(c)Subject to the terms and conditions of this Agreement, any time beginning on the Performance Milestone Date (as defined in the 2024 LSA) and continuing through the earlier to occur of (A) the date that is 120 days from the Performance Milestone Date and (B) September 30, 2026, the Borrower may request and the Lenders shall severally (and not jointly) make up to three additional advances in minimum increments of $5,000,000 (or if less, the remaining amount of advances available to be drawn) in an aggregate principal amount up to the difference of $15,000,000 minus the aggregate original principal amount of all Tranche 2-A Advances made by the Lenders.
(d)Subject to the terms and conditions of this Agreement, Borrower may request and Lenders shall severally (and not jointly) make, on or prior to the Amortization Date (as defined in the 2024 LSA) but only following and conditioned on the approval by the Lender’s investment committee in its sole and unfettered discretion, in each case, one or more additional Term Loan advances in minimum increments of $5,000,000 (or if less, the remaining amount of Term Loan advances available to be drawn pursuant to this provision in an aggregate principal amount up to $20,000,000.
Interest Rate.
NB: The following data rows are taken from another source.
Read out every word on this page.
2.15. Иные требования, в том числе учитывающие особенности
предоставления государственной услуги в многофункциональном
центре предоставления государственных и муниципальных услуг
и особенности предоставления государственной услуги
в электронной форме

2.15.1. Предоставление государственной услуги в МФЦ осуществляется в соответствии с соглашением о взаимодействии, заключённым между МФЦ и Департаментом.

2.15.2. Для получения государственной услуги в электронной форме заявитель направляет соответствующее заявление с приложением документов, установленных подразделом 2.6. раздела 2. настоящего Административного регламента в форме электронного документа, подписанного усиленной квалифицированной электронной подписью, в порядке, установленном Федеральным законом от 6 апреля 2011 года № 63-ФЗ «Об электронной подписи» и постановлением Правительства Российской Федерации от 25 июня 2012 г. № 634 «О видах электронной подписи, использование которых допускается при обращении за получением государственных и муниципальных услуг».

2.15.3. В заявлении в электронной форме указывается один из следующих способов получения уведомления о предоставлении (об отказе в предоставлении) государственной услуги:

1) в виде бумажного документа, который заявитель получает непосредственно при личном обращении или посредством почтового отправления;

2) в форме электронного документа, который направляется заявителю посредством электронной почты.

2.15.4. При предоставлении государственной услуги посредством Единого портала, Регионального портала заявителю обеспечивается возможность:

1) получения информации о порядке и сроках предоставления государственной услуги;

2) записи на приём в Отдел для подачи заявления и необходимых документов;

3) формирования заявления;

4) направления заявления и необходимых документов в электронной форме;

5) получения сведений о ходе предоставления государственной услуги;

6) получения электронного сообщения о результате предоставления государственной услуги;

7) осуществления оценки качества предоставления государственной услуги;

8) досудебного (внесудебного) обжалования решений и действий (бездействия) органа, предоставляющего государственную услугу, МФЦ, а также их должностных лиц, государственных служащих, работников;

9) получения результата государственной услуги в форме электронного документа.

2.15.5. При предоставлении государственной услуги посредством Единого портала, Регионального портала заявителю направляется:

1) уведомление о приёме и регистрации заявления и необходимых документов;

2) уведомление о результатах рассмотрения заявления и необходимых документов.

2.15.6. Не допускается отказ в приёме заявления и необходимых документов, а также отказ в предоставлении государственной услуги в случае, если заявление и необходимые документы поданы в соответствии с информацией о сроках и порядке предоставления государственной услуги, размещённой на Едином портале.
Borrowings under the 2024 LSA bear interest at a per annum rate equal to the greater of (i) (x) the Prime Rate (as reported in The Wall Street Journal) plus (y) 2.0%, and (ii) 9.50%.
Terms of Repayment and Facility Charges. The Term Loans are repayable in monthly interest-only payments until: (i) December 1, 2026 or (ii) June 1, 2027, if the Financing Milestone I Date has occurred on or prior to November 6, 2026; or (iii) December 1, 2027, if the Performance Milestone Date has occurred on or prior to May 6, 2027. After the expiration of the interest-only payment period, the Term Loans are repayable in equal monthly payments of principal and accrued interest until maturity. The Term Loans will mature on November 6, 2028.
At the Company’s option, the Company may prepay all or a portion of the outstanding Term Loans, subject to a prepayment premium equal to (a) 3.0% of the Term Loans being prepaid if the prepayment occurs during the twelve months following the Closing Date, (b) 2.0% of the Term Loans being prepaid if the prepayment occurs after 12 months following the Closing Date but on or prior to 24 months following the Closing Date, and (c) 1.0% of the Term Loans being prepaid if the prepayment occurs after 24 months following the Closing Date and prior to the maturity date. In addition, the Company will pay an end of term charge of 6.35% upon the prepayment or repayment of the Term Loans and a facility charge of 0.75% upon any draws of the Term Loans.
Covenants, Representations and Warranties, Events of Default. The 2024 LSA includes customary affirmative and negative covenants and representations and warranties, including a covenant against the occurrence of a “change in control,” financial reporting obligations, and certain limitations on indebtedness, liens, investments, distributions (including dividends), collateral, transfers, mergers or acquisitions, taxes, corporate changes, and bank accounts. The 2024 LSA also includes customary events of default, including payment defaults, breaches of covenants following any applicable cure period, the occurrence of certain events that could reasonably be expected to have a “material adverse effect” as set forth in the 2024 LSA, cross acceleration to third-party indebtedness and certain events relating to bankruptcy or insolvency. Upon the occurrence of an event of default, Hercules may declare all outstanding obligations immediately due and payable and take such other actions as set forth in the 2024 LSA.
Beginning on the Testing Effective Date (as defined in the 2024 LSA), the Company must maintain Qualified Cash (as defined in the 2024 LSA) in an amount greater than or equal to (x) the outstanding principal amount of the Term Loan advances, multiplied by (y) (1) prior to December 1, 2025, 35% or (2) on and after December 1, 2025, (A) if the Performance Milestone Date has not occurred on or prior to December 1, 2025, 50% until the date on which the Performance Milestone Date has occurred and (B) on and after the Performance Milestone Date, 35% (the “Minimum Cash Covenant”). The Minimum Cash Covenant will be waived if the Company’s Market Capitalization (as defined in the 2024 LSA) exceeds $500.0 million.
Security. The Term Loans are secured by a lien on substantially all of the assets of the Company.
Right to Invest. While the Term Loans remain outstanding, the Lenders shall have the right to participate in any equity financing of the Company of at least $10,000,000 in an aggregate amount of up to $5,000,000 on the same terms, conditions and pricing afforded to others participating in any such equity financing.